Seit Beginn der Vorbereitung nutzt Hertha BSC als erster Bundesligist ein clubeigenes Zentrum für Höhentraining und Leistungsdiagnostik.

Am Dienstag (22. Juli 2008) haben die Berliner das Höhentrainingszentrum auf dem Vereinsgelände vorgestellt. Insgesamt bilden zwei Kammern, in denen jeweils zwölf Spieler gleichzeitig auf vier Ergometern und acht Laufbändern trainieren können, den neuen Bereich.
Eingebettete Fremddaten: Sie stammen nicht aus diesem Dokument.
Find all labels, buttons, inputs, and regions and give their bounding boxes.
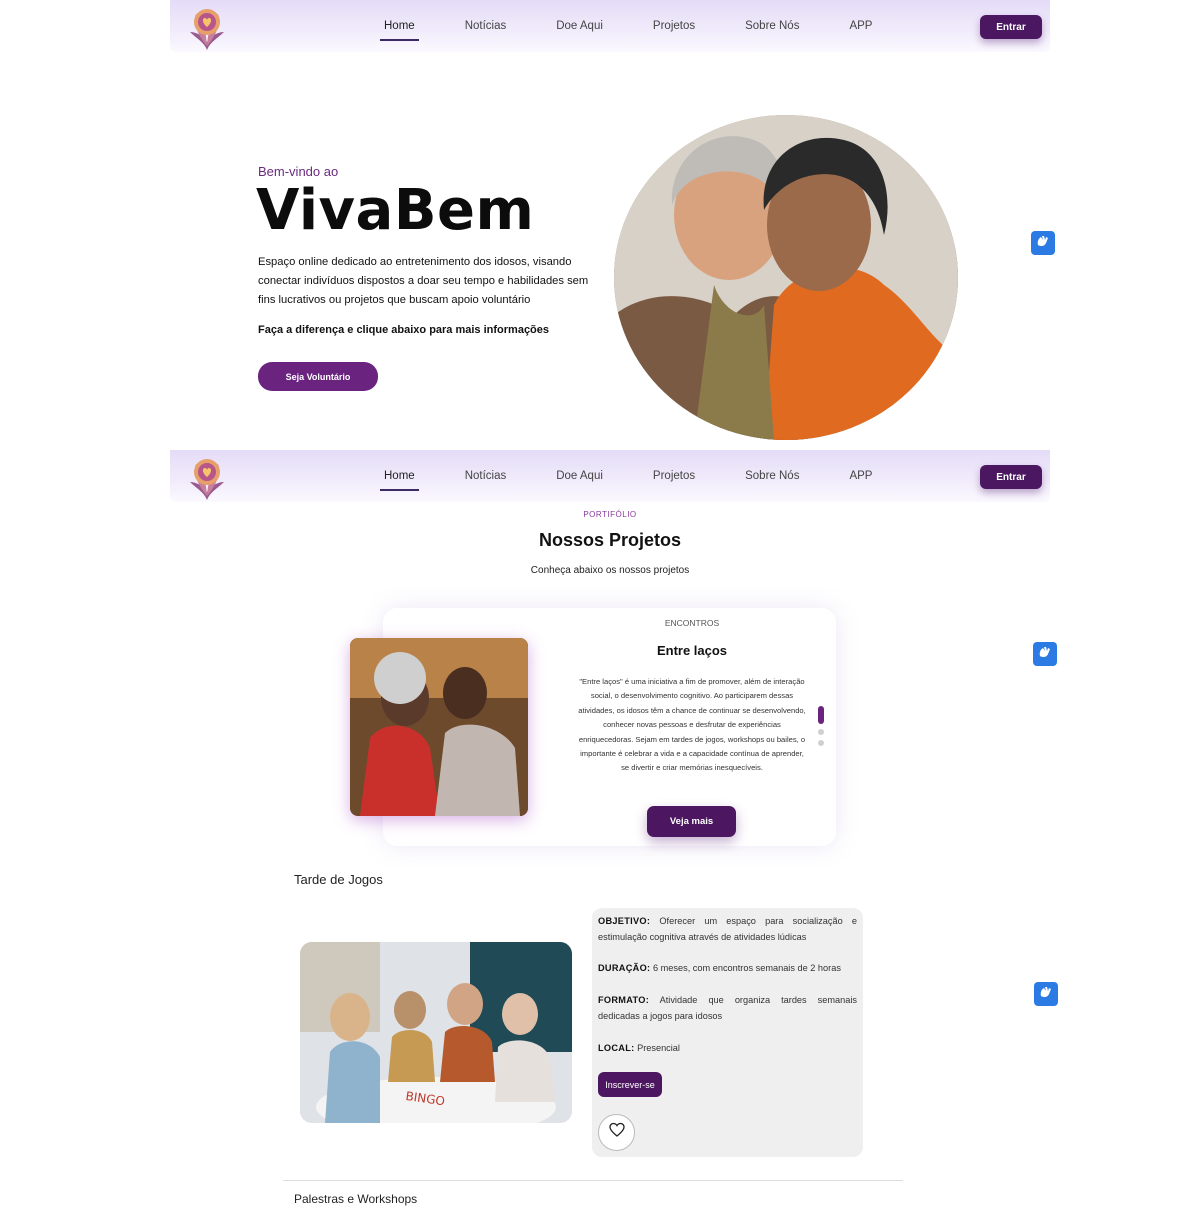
objective-row: OBJETIVO: Oferecer um espaço para social… [598, 914, 857, 945]
nav-sobre-nos[interactable]: Sobre Nós [741, 16, 803, 36]
sign-language-hands-icon [1038, 984, 1054, 1005]
accessibility-button[interactable] [1034, 982, 1058, 1006]
card-description: "Entre laços" é uma iniciativa a fim de … [578, 677, 806, 773]
location-label: LOCAL: [598, 1043, 635, 1053]
hero-cta-text: Faça a diferença e clique abaixo para ma… [258, 324, 550, 336]
location-row: LOCAL: Presencial [598, 1041, 857, 1057]
sign-language-hands-icon [1037, 644, 1053, 665]
nav-home[interactable]: Home [380, 16, 419, 41]
enter-button[interactable]: Entrar [980, 465, 1042, 489]
hero-welcome: Bem-vindo ao [258, 164, 339, 179]
card-title: Entre laços [656, 643, 728, 658]
location-value: Presencial [637, 1043, 680, 1053]
carousel-dot-active[interactable] [818, 706, 824, 724]
accessibility-button[interactable] [1033, 642, 1057, 666]
subscribe-button[interactable]: Inscrever-se [598, 1072, 662, 1097]
duration-label: DURAÇÃO: [598, 963, 651, 973]
section-subtitle: Conheça abaixo os nossos projetos [530, 565, 690, 576]
hero-description: Espaço online dedicado ao entretenimento… [258, 256, 589, 306]
nav-doe-aqui[interactable]: Doe Aqui [552, 466, 607, 486]
sticky-navbar: Home Notícias Doe Aqui Projetos Sobre Nó… [170, 450, 1050, 502]
nav-sobre-nos[interactable]: Sobre Nós [741, 466, 803, 486]
nav-noticias[interactable]: Notícias [461, 466, 511, 486]
card-category: ENCONTROS [664, 618, 720, 628]
nav-projetos[interactable]: Projetos [649, 466, 699, 486]
top-navbar: Home Notícias Doe Aqui Projetos Sobre Nó… [170, 0, 1050, 52]
carousel-dot[interactable] [818, 729, 824, 735]
format-row: FORMATO: Atividade que organiza tardes s… [598, 993, 857, 1024]
nav-app[interactable]: APP [845, 466, 876, 486]
project-name: Tarde de Jogos [294, 872, 383, 887]
next-project-name: Palestras e Workshops [294, 1192, 418, 1206]
nav-doe-aqui[interactable]: Doe Aqui [552, 16, 607, 36]
volunteer-button[interactable]: Seja Voluntário [258, 362, 378, 391]
section-divider [283, 1180, 903, 1181]
section-label: PORTIFÓLIO [583, 510, 637, 519]
hero-photo [614, 115, 958, 440]
carousel-dot[interactable] [818, 740, 824, 746]
main-nav: Home Notícias Doe Aqui Projetos Sobre Nó… [380, 450, 918, 502]
nav-home[interactable]: Home [380, 466, 419, 491]
nav-noticias[interactable]: Notícias [461, 16, 511, 36]
project-photo: BINGO [300, 942, 572, 1123]
logo[interactable] [182, 452, 232, 502]
accessibility-button[interactable] [1031, 231, 1055, 255]
logo[interactable] [182, 2, 232, 52]
objective-label: OBJETIVO: [598, 916, 651, 926]
veja-mais-button[interactable]: Veja mais [647, 806, 736, 837]
section-title: Nossos Projetos [538, 530, 682, 550]
duration-value: 6 meses, com encontros semanais de 2 hor… [652, 963, 841, 973]
enter-button[interactable]: Entrar [980, 15, 1042, 39]
nav-projetos[interactable]: Projetos [649, 16, 699, 36]
heart-icon [608, 1122, 625, 1143]
nav-app[interactable]: APP [845, 16, 876, 36]
format-label: FORMATO: [598, 995, 650, 1005]
card-photo [350, 638, 528, 816]
duration-row: DURAÇÃO: 6 meses, com encontros semanais… [598, 961, 857, 977]
favorite-button[interactable] [598, 1114, 635, 1151]
main-nav: Home Notícias Doe Aqui Projetos Sobre Nó… [380, 0, 918, 52]
project-info-panel [592, 908, 863, 1157]
sign-language-hands-icon [1035, 233, 1051, 254]
hero-title: VivaBem [256, 178, 535, 243]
Durch die Kammern sollen bei der Leistungsoptimierung der Hertha-Profis ein paar Prozentpunkte mehr herausgeholt werden, erklärte Dieter Hoeneß, Vorsitzender der Geschäftsführung von Hertha BSC, am Dienstagvormittag. Insbesondere im Ausdauerbereich soll diese Steigerung erzielt werden.

Vorteile im Bundesliga-Alltag

"Die Höhenkammer ist ein kleiner, aber wichtiger Baustein im großen Ensemble von Leistungsvoraussetzungen", so Volker Spiegel, Geschäftsführer der L.O.S. LOW OXYGEN SYSTEMS GmbH und Entwickler des Zentrums. Durch simulierte Höhen von bis zu 4.500 Metern und den verringerten Sauerstoffgehalt wird die Produktion roter Blutkörperchen angeregt. Die wiederum optimeren in der Folge den Sauerstofftransport, der Organismus reagiert mit höherer Leistungsfähigkeit.

Herthas Fitness-Trainer Carsten Schünemann ist von den Erfolgen des Höhenzentrums überzeugt. "Ein paar Prozent kann jeder Spieler dadurch zulegen. Spiele, die auf der Kippe stehen, können so entschieden werden", sagt Schünemann. Außerdem werde es Hertha "im Liga-Alltag und bei der Rehabilitation verletzter Spieler Vorteile verschaffen", so Dieter Hoeneß. Eine sichere Prognose gebe es aber nicht. "Nächstes Jahr um diese Zeit können wir eine erste Bilanz ziehen."